Self-compassion can be hard to integrate into our self-care practice because it can be hard to truly believe we deserve it and to exhibit it with conviction. That being said, self-compassion isn’t blind self-love that is meant to make allowances or excuses, self-compassion should be motivating and help us grow and move forward.
Human beings are so critical and judgmental, especially of ourselves. We hold ourselves to impossible standards and when we fall short we fall into blame, shame and guilt. Self-compassion helps us treat ourselves with the grace we deserve – the grace we often reserve for everyone else. It is much more complex than simply blindly loving ourselves and believing we can do no wrong. Being aware of when we do in fact do wrong has its place in self-compassion.
Here are a few tips for finding more compassion for yourself.
Embracing the human experience: We often have a tendency to suffer alone, to assume that no one feels the way we do and no one understands. We also tend to compare our lives to those of others and we decide everyone else is living so much better lives than we are. What we forget is that what we see is what people choose to portray – the curated, glossy picture they are proud of. We often aren’t spectators to the falls, the stumbles and the struggles. The thing is, everyone suffers, everyone struggles, everyone faces obstacles. When we stop believing in the singularity of our experience, we find connection. We are no longer alone. We need to find an understanding that we are, as humans, fallible and flawed and we are all in this together. That doesn’t take away the uniqueness of the individual, however remembering we all stumble and pick ourselves back up helps us see the big picture and forgive ourselves for those stumbles.

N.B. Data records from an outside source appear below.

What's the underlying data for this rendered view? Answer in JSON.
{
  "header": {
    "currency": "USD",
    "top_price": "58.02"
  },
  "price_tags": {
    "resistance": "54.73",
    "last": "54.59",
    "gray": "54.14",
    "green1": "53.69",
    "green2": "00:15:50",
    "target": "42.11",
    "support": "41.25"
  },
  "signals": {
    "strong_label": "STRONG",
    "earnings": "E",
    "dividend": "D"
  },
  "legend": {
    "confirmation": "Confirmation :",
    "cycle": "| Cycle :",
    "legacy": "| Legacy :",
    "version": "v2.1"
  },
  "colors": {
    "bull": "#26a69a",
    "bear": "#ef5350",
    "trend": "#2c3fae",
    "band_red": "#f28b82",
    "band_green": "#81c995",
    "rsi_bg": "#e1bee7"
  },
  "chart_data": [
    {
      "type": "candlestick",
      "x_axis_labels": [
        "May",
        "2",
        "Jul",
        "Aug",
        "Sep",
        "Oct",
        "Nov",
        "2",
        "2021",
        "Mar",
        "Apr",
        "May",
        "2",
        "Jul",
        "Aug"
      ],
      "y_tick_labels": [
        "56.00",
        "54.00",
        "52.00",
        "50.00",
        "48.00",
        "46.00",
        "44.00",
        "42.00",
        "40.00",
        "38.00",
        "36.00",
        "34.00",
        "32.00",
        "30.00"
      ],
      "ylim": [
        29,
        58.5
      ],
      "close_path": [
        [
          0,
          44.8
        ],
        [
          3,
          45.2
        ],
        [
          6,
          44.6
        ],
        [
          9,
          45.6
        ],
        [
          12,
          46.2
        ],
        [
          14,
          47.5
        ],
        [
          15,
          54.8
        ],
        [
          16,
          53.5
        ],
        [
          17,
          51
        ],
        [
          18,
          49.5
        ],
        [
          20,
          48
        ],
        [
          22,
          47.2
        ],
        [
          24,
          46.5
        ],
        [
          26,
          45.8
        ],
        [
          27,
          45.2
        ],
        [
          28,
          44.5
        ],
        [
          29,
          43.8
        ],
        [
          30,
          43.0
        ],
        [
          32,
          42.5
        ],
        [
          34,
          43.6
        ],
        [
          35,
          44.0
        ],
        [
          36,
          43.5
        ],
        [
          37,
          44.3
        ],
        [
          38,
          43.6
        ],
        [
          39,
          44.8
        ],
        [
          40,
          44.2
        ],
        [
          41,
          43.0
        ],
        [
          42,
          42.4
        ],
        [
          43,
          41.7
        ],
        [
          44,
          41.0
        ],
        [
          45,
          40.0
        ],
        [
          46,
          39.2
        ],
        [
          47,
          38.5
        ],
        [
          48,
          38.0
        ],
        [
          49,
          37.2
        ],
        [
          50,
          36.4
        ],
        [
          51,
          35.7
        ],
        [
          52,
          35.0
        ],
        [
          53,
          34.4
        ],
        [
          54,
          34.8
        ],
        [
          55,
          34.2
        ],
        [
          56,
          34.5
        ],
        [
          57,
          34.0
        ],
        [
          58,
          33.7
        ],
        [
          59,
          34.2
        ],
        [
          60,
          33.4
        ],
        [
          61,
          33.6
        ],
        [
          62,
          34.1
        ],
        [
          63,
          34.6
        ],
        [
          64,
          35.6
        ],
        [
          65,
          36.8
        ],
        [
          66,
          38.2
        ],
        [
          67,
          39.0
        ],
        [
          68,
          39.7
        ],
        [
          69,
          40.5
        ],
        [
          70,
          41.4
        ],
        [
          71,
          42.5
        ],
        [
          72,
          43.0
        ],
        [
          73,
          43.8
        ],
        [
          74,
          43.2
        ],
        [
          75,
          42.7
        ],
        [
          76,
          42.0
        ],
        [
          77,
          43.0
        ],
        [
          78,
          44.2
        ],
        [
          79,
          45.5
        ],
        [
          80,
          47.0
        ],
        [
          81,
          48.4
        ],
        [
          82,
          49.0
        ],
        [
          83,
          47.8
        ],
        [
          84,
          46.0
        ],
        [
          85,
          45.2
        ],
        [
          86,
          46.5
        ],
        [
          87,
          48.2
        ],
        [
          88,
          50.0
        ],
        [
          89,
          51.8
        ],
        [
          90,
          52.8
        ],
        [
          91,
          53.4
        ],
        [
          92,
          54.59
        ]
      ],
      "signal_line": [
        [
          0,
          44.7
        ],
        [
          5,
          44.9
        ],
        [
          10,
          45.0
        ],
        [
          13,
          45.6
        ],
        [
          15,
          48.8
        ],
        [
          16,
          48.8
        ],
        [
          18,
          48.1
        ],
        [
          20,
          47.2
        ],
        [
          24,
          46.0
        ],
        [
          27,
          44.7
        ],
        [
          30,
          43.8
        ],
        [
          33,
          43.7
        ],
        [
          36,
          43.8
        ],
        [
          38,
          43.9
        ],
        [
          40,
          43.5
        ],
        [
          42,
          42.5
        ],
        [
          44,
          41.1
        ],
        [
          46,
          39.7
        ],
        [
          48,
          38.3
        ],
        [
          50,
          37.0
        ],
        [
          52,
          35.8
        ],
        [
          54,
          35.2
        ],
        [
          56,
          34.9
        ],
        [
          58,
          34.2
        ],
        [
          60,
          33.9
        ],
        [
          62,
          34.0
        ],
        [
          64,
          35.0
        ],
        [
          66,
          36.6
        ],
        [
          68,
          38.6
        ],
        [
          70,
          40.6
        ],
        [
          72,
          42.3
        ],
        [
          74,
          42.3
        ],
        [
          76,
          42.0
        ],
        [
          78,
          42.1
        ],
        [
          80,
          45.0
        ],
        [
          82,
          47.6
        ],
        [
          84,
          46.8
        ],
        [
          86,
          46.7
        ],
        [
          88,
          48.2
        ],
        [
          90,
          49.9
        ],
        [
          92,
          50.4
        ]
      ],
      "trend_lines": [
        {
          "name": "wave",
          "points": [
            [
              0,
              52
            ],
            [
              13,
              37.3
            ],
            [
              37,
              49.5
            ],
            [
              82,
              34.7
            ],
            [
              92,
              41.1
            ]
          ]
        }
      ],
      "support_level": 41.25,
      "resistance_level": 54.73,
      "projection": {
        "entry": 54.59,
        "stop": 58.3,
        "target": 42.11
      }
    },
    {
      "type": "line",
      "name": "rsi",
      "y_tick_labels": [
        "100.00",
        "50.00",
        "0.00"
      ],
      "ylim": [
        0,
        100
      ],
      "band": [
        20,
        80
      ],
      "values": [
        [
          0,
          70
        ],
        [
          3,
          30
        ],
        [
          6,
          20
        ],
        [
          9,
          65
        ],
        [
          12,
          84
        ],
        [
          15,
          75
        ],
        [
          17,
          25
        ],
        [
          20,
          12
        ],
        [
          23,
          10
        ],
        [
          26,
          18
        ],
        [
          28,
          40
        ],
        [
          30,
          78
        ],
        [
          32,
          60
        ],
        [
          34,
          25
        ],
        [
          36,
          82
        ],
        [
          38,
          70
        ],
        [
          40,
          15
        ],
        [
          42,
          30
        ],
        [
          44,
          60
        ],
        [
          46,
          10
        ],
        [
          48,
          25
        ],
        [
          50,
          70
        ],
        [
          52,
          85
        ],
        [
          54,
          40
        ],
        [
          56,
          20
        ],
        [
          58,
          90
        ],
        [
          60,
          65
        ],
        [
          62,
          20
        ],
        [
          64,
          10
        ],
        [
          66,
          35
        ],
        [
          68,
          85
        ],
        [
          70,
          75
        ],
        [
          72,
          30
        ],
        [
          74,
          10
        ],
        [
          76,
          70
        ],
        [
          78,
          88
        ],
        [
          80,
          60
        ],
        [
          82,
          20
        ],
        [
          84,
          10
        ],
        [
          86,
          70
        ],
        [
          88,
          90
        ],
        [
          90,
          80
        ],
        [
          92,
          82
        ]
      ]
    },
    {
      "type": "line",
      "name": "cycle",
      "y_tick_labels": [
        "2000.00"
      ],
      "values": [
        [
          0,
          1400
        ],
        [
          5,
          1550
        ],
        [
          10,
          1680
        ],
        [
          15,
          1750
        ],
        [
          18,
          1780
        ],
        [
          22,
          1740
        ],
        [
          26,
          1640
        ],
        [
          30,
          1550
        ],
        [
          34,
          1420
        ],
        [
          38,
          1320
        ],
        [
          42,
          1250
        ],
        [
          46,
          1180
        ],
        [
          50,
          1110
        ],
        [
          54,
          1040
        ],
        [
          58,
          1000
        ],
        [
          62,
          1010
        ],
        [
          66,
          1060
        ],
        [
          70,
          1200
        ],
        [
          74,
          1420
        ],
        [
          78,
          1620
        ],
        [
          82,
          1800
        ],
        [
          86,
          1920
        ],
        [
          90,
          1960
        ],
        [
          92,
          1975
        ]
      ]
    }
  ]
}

Finding mindfulness: Mindfulness can be very helpful in remaining compassionate to ourselves because it removes judgment from observation. What I mean by that, is that mindfulness is about being in the present moment and observing how we feel or what we are experiencing without labeling it. Any emotions we feel are not bad or good, positive or negative, they just are. Practicing mindfulness can help use let go of the judgment we so often put on our experiences, which then makes them amplified and often worse than they are. It’s about awareness – being intensely aware of what we’re sensing and feeling in that moment. Anything can be done mindfully, drinking coffee, cooking, driving, going for a walk. The more we practice it the more it becomes accessible and natural to us. We find difficulty being self-compassionate when we judge our emotions, thereby invalidating them. We find blame and guilt for feeling angry, or sad, etc. Emotions have a function and all emotions are real to us, and we are allowed to feel them.
Finding self-forgiveness: Forgiving can be difficult. Especially when the trespass committed against us was deeply painful and/or the person we are trying to forgive is very close to us and we therefore had greater expectations of them. Forgiving ourselves can be exponentially more difficult because we hold ourselves to the highest expectations. We need to understand that ‘our failures are our training grounds’, as the band Rilo Kiley aptly put it. When we stumble, we learn our strength and we learn how to pick ourselves back up. That doesn’t mean failures and struggles aren’t difficult, painful or disappointing. Nor does it mean we need to make allowances for ourselves and repeat the same mistakes or refuse to learn from the experience. Self-forgiveness is not a free pass. But it offers us grace and reminds us that we are all flawed and we are all perfect and we do our best.
Why is it so much more difficult to offer compassion to ourselves? We can find kindness for others, forgiveness for others, non-judgment for others. But when it comes to ourselves, we are harsh and unyielding. Hopefully these tips will help you ease up on yourself and realize that self-compassion is actually more conducive to growth and progress.